Zenefits - Posterchild for Unicorn Don’ts
Zenefits started like a rocket, with fundamental competitive advantages. It built a zero-cost HR services offering of as a pathway to attract a wide customer base. It then monetised this customer base as a direct insurance marketing channel and made revenue off the insurance commissions. Great on paper, but the execution of its business model was hasty and flawed. Zenefits chased a fast dollar and cut corners on integrity. A huge venture capital infusion led to over-hiring, money being wasted on office entertainment, rampant unlicensed insurance brokerage and a repulsive work culture.

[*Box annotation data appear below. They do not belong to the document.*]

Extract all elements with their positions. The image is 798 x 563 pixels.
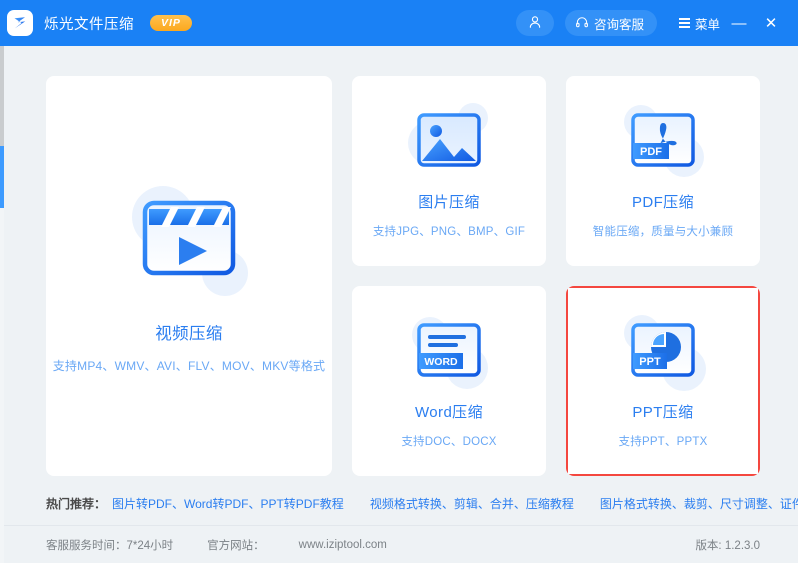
card-row-bottom: WORD Word压缩 支持DOC、DOCX PPT PPT压缩 支持PPT、P… bbox=[352, 286, 760, 476]
headset-icon bbox=[575, 15, 589, 32]
footer-bar: 客服服务时间：7*24小时 官方网站： www.iziptool.com 版本:… bbox=[0, 526, 798, 563]
recommend-link-video-tutorials[interactable]: 视频格式转换、剪辑、合并、压缩教程 bbox=[370, 495, 574, 512]
video-clapper-icon bbox=[124, 178, 254, 298]
hamburger-icon bbox=[678, 18, 690, 28]
card-title: PDF压缩 bbox=[631, 194, 694, 211]
app-window: 烁光文件压缩 VIP 咨询客服 菜单 — ✕ 视频压缩 支持MP4、WMV、AV… bbox=[0, 0, 798, 563]
card-title: 图片压缩 bbox=[418, 194, 480, 211]
hot-recommend-bar: 热门推荐： 图片转PDF、Word转PDF、PPT转PDF教程 视频格式转换、剪… bbox=[0, 482, 798, 526]
hot-recommend-label: 热门推荐： bbox=[46, 497, 107, 511]
right-column: 图片压缩 支持JPG、PNG、BMP、GIF PDF PDF压缩 智能压缩，质量… bbox=[352, 76, 760, 476]
official-website-label: 官方网站： bbox=[207, 539, 265, 552]
menu-label: 菜单 bbox=[694, 17, 720, 32]
card-subtitle: 支持MP4、WMV、AVI、FLV、MOV、MKV等格式 bbox=[52, 359, 326, 373]
customer-service-button[interactable]: 咨询客服 bbox=[564, 10, 657, 36]
ppt-file-icon: PPT bbox=[620, 313, 706, 391]
card-title: PPT压缩 bbox=[632, 404, 694, 421]
user-account-button[interactable] bbox=[515, 10, 554, 36]
card-subtitle: 支持DOC、DOCX bbox=[401, 436, 497, 448]
card-subtitle: 支持JPG、PNG、BMP、GIF bbox=[372, 226, 526, 238]
app-title: 烁光文件压缩 bbox=[44, 16, 134, 33]
main-content: 视频压缩 支持MP4、WMV、AVI、FLV、MOV、MKV等格式 图片压缩 支… bbox=[0, 46, 798, 482]
user-avatar-icon bbox=[528, 15, 542, 32]
customer-service-label: 咨询客服 bbox=[593, 17, 644, 32]
close-button[interactable]: ✕ bbox=[758, 10, 784, 36]
version-text: 版本: 1.2.3.0 bbox=[695, 539, 760, 552]
minimize-button[interactable]: — bbox=[726, 10, 752, 36]
official-website-link[interactable]: www.iziptool.com bbox=[299, 539, 387, 551]
card-word-compress[interactable]: WORD Word压缩 支持DOC、DOCX bbox=[352, 286, 546, 476]
service-hours-text: 客服服务时间：7*24小时 bbox=[46, 539, 174, 552]
card-row-top: 图片压缩 支持JPG、PNG、BMP、GIF PDF PDF压缩 智能压缩，质量… bbox=[352, 76, 760, 266]
app-logo-z-icon bbox=[7, 10, 33, 36]
svg-text:PDF: PDF bbox=[640, 146, 662, 158]
card-video-compress[interactable]: 视频压缩 支持MP4、WMV、AVI、FLV、MOV、MKV等格式 bbox=[46, 76, 332, 476]
card-ppt-compress[interactable]: PPT PPT压缩 支持PPT、PPTX bbox=[566, 286, 760, 476]
title-bar: 烁光文件压缩 VIP 咨询客服 菜单 — ✕ bbox=[0, 0, 798, 46]
left-scrollbar-thumb[interactable] bbox=[0, 146, 4, 208]
left-column: 视频压缩 支持MP4、WMV、AVI、FLV、MOV、MKV等格式 bbox=[46, 76, 332, 476]
recommend-link-pdf-tutorials[interactable]: 图片转PDF、Word转PDF、PPT转PDF教程 bbox=[112, 495, 344, 512]
left-scrollbar-track[interactable] bbox=[0, 46, 4, 563]
image-picture-icon bbox=[406, 103, 492, 177]
card-subtitle: 支持PPT、PPTX bbox=[618, 436, 708, 448]
left-scrollbar-segment-gray bbox=[0, 46, 4, 146]
svg-text:PPT: PPT bbox=[639, 356, 661, 368]
svg-text:WORD: WORD bbox=[424, 356, 458, 368]
card-subtitle: 智能压缩，质量与大小兼顾 bbox=[592, 226, 734, 238]
recommend-link-image-tutorials[interactable]: 图片格式转换、裁剪、尺寸调整、证件照大小调整 bbox=[600, 495, 798, 512]
card-title: 视频压缩 bbox=[155, 325, 223, 343]
menu-button[interactable]: 菜单 bbox=[678, 14, 720, 33]
card-title: Word压缩 bbox=[415, 404, 483, 421]
card-pdf-compress[interactable]: PDF PDF压缩 智能压缩，质量与大小兼顾 bbox=[566, 76, 760, 266]
pdf-file-icon: PDF bbox=[620, 103, 706, 177]
vip-badge[interactable]: VIP bbox=[150, 15, 192, 31]
card-image-compress[interactable]: 图片压缩 支持JPG、PNG、BMP、GIF bbox=[352, 76, 546, 266]
word-file-icon: WORD bbox=[406, 313, 492, 389]
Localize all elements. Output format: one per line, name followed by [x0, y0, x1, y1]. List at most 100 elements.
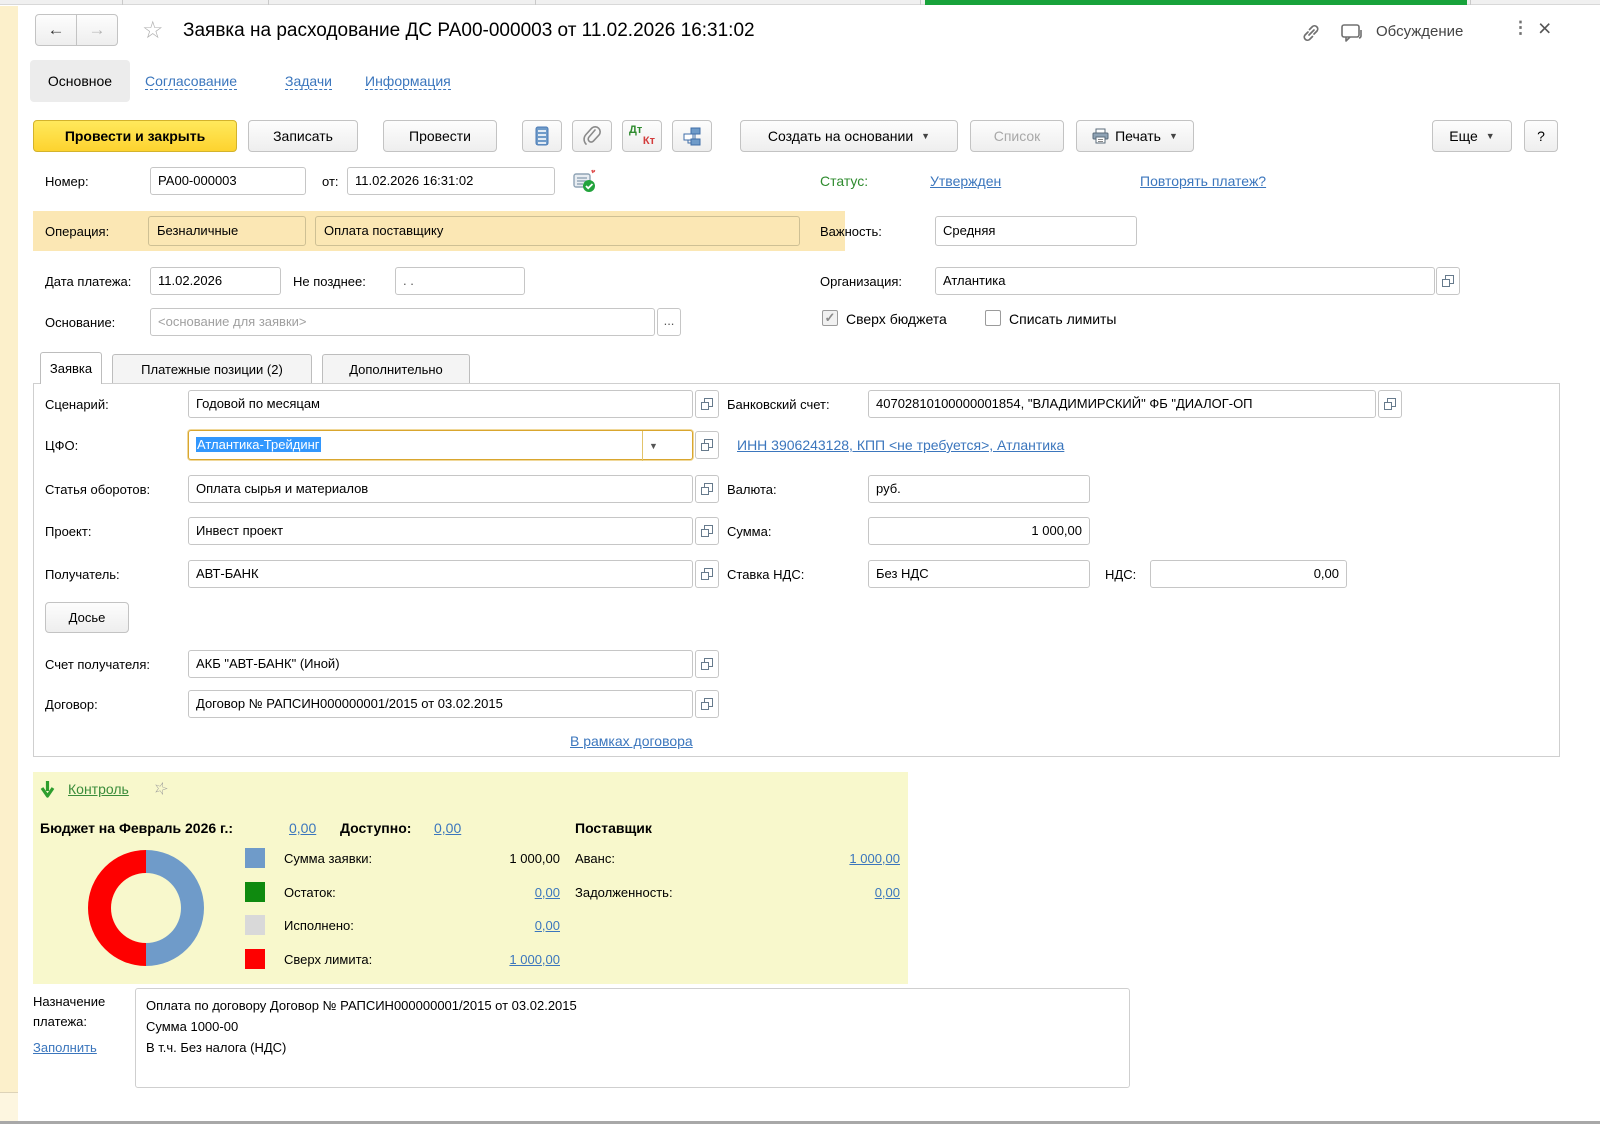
related-documents-button[interactable]	[672, 120, 712, 152]
dt-kt-button[interactable]: Дт Кт	[622, 120, 662, 152]
tab-request[interactable]: Заявка	[40, 352, 102, 384]
not-later-input[interactable]: . .	[395, 267, 525, 295]
advance-value-link[interactable]: 1 000,00	[800, 851, 900, 866]
more-label: Еще	[1449, 128, 1478, 144]
contract-field[interactable]: Договор № РАПСИН000000001/2015 от 03.02.…	[188, 690, 693, 718]
amount-field[interactable]: 1 000,00	[868, 517, 1090, 545]
print-button[interactable]: Печать ▼	[1076, 120, 1194, 152]
turnover-field[interactable]: Оплата сырья и материалов	[188, 475, 693, 503]
vat-rate-field[interactable]: Без НДС	[868, 560, 1090, 588]
write-limits-label: Списать лимиты	[1009, 311, 1117, 327]
scenario-field[interactable]: Годовой по месяцам	[188, 390, 693, 418]
more-menu-icon[interactable]: ⋮	[1512, 18, 1529, 38]
in-contract-link[interactable]: В рамках договора	[570, 733, 693, 749]
organization-field[interactable]: Атлантика	[935, 267, 1435, 295]
favorite-star-icon[interactable]: ☆	[142, 16, 164, 45]
tabstrip-separator	[535, 0, 536, 5]
contract-choose-button[interactable]	[695, 690, 719, 718]
not-later-label: Не позднее:	[293, 274, 366, 289]
legend-swatch-executed	[245, 915, 265, 935]
discussion-label[interactable]: Обсуждение	[1376, 23, 1463, 40]
save-button[interactable]: Записать	[248, 120, 358, 152]
tab-additional[interactable]: Дополнительно	[322, 354, 470, 384]
register-icon	[535, 126, 549, 146]
post-and-close-button[interactable]: Провести и закрыть	[33, 120, 237, 152]
operation-label: Операция:	[45, 224, 110, 239]
create-based-on-button[interactable]: Создать на основании ▼	[740, 120, 958, 152]
tabstrip-separator	[920, 0, 921, 5]
pay-date-label: Дата платежа:	[45, 274, 132, 289]
cfo-field[interactable]: Атлантика-Трейдинг ▼	[188, 430, 693, 461]
basis-input[interactable]: <основание для заявки>	[150, 308, 655, 336]
close-icon[interactable]: ×	[1538, 15, 1551, 42]
control-link[interactable]: Контроль	[68, 781, 129, 797]
project-choose-button[interactable]	[695, 517, 719, 545]
number-label: Номер:	[45, 174, 89, 189]
post-button[interactable]: Провести	[383, 120, 497, 152]
collapse-arrow-icon[interactable]	[40, 780, 55, 798]
payee-field[interactable]: АВТ-БАНК	[188, 560, 693, 588]
scenario-choose-button[interactable]	[695, 390, 719, 418]
organization-choose-button[interactable]	[1436, 267, 1460, 295]
repeat-payment-link[interactable]: Повторять платеж?	[1140, 173, 1266, 189]
budget-donut-chart	[88, 850, 204, 966]
importance-field[interactable]: Средняя	[935, 216, 1137, 246]
status-value-link[interactable]: Утвержден	[930, 173, 1001, 189]
contract-label: Договор:	[45, 697, 98, 712]
dossier-button[interactable]: Досье	[45, 602, 129, 633]
vat-field[interactable]: 0,00	[1150, 560, 1347, 588]
available-label: Доступно:	[340, 820, 412, 836]
help-button[interactable]: ?	[1524, 120, 1558, 152]
legend-value-executed-link[interactable]: 0,00	[460, 918, 560, 933]
project-field[interactable]: Инвест проект	[188, 517, 693, 545]
cash-type-field[interactable]: Безналичные	[148, 216, 306, 246]
fill-link[interactable]: Заполнить	[33, 1040, 97, 1055]
tab-payment-positions[interactable]: Платежные позиции (2)	[112, 354, 312, 384]
turnover-choose-button[interactable]	[695, 475, 719, 503]
register-records-button[interactable]	[522, 120, 562, 152]
pay-date-input[interactable]: 11.02.2026	[150, 267, 281, 295]
paperclip-icon	[583, 126, 601, 145]
more-button[interactable]: Еще ▼	[1432, 120, 1512, 152]
list-button[interactable]: Список	[970, 120, 1064, 152]
cfo-choose-button[interactable]	[695, 431, 719, 459]
form-left-margin	[0, 6, 18, 1092]
choose-icon	[1442, 275, 1454, 287]
history-nav-group: ← →	[35, 14, 119, 48]
choose-icon	[701, 439, 713, 451]
payee-account-choose-button[interactable]	[695, 650, 719, 678]
bank-account-choose-button[interactable]	[1378, 390, 1402, 418]
debt-value-link[interactable]: 0,00	[800, 885, 900, 900]
copy-link-icon[interactable]	[1300, 22, 1322, 44]
number-input[interactable]: РА00-000003	[150, 167, 306, 195]
nav-item-main[interactable]: Основное	[30, 60, 130, 102]
budget-value-link[interactable]: 0,00	[289, 820, 316, 836]
payee-account-field[interactable]: АКБ "АВТ-БАНК" (Иной)	[188, 650, 693, 678]
operation-kind-field[interactable]: Оплата поставщику	[315, 216, 800, 246]
currency-field[interactable]: руб.	[868, 475, 1090, 503]
basis-more-button[interactable]: ...	[657, 308, 681, 336]
discussion-icon[interactable]	[1340, 22, 1364, 44]
bank-account-field[interactable]: 40702810100000001854, "ВЛАДИМИРСКИЙ" ФБ …	[868, 390, 1376, 418]
payee-account-label: Счет получателя:	[45, 657, 151, 672]
status-label: Статус:	[820, 173, 869, 189]
legend-value-over-limit-link[interactable]: 1 000,00	[460, 952, 560, 967]
cfo-label: ЦФО:	[45, 438, 79, 453]
payee-choose-button[interactable]	[695, 560, 719, 588]
over-budget-checkbox[interactable]: ✓	[822, 310, 838, 326]
purpose-textarea[interactable]: Оплата по договору Договор № РАПСИН00000…	[135, 988, 1130, 1088]
nav-item-info[interactable]: Информация	[365, 73, 451, 90]
forward-button[interactable]: →	[76, 14, 118, 46]
posted-doc-icon[interactable]	[572, 168, 598, 194]
attachments-button[interactable]	[572, 120, 612, 152]
available-value-link[interactable]: 0,00	[434, 820, 461, 836]
nav-item-approval[interactable]: Согласование	[145, 73, 237, 90]
back-button[interactable]: ←	[35, 14, 77, 46]
inn-kpp-link[interactable]: ИНН 3906243128, КПП <не требуется>, Атла…	[737, 437, 1064, 453]
datetime-input[interactable]: 11.02.2026 16:31:02	[347, 167, 555, 195]
write-limits-checkbox[interactable]	[985, 310, 1001, 326]
nav-item-tasks[interactable]: Задачи	[285, 73, 333, 90]
cfo-dropdown-arrow[interactable]: ▼	[642, 431, 664, 461]
chevron-down-icon: ▼	[1485, 131, 1495, 141]
legend-value-remainder-link[interactable]: 0,00	[460, 885, 560, 900]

Today, the startup is under investigation for regulatory violations, and faces high employee turnover and low morale. It has fallen well short of its $ 100 million revenue projections and investors have cut their valuation by 60%.
Culpability is what is at issue here. Is the pressure on high growth-potential startups leading to careless mistakes, like the Chipotle food scare or worse, leading to wholesale unethical conduct a la the Volkswagen emissions scandal?
Volkswagen manipulated their diesel car emissions to pass mandatory tests while the cars actually emitted emissions up to 40 times the legal limit. They got caught. Their shares fell 33%. Chipotle faced the challenge of e-coli and norovirus breakouts last year at its restaurants with a number of its customers falling sick across the country in a short span of time. The problem has been traced to lax food safety controls. Their shares plunged 47 %.
HiddenLevers conducted a Twitter poll on Zenefits culpability. 67% of respondents thought the ethics problem of Zenefits is more like the Volkswagen scandal. 33% compared Zenefits’ problems to Chipotle.
Even well-run companies make mistakes. Startups are particularly vulnerable to them. They do not have in place the mature processes and systems needed to effectively, efficiently and ethically support their drive to catch the rainbow.
And now, in 2016, we may begin to see unicorns implode due to their depleted cash reserves, ho-hum revenue growth, and no more investors holding a safety net.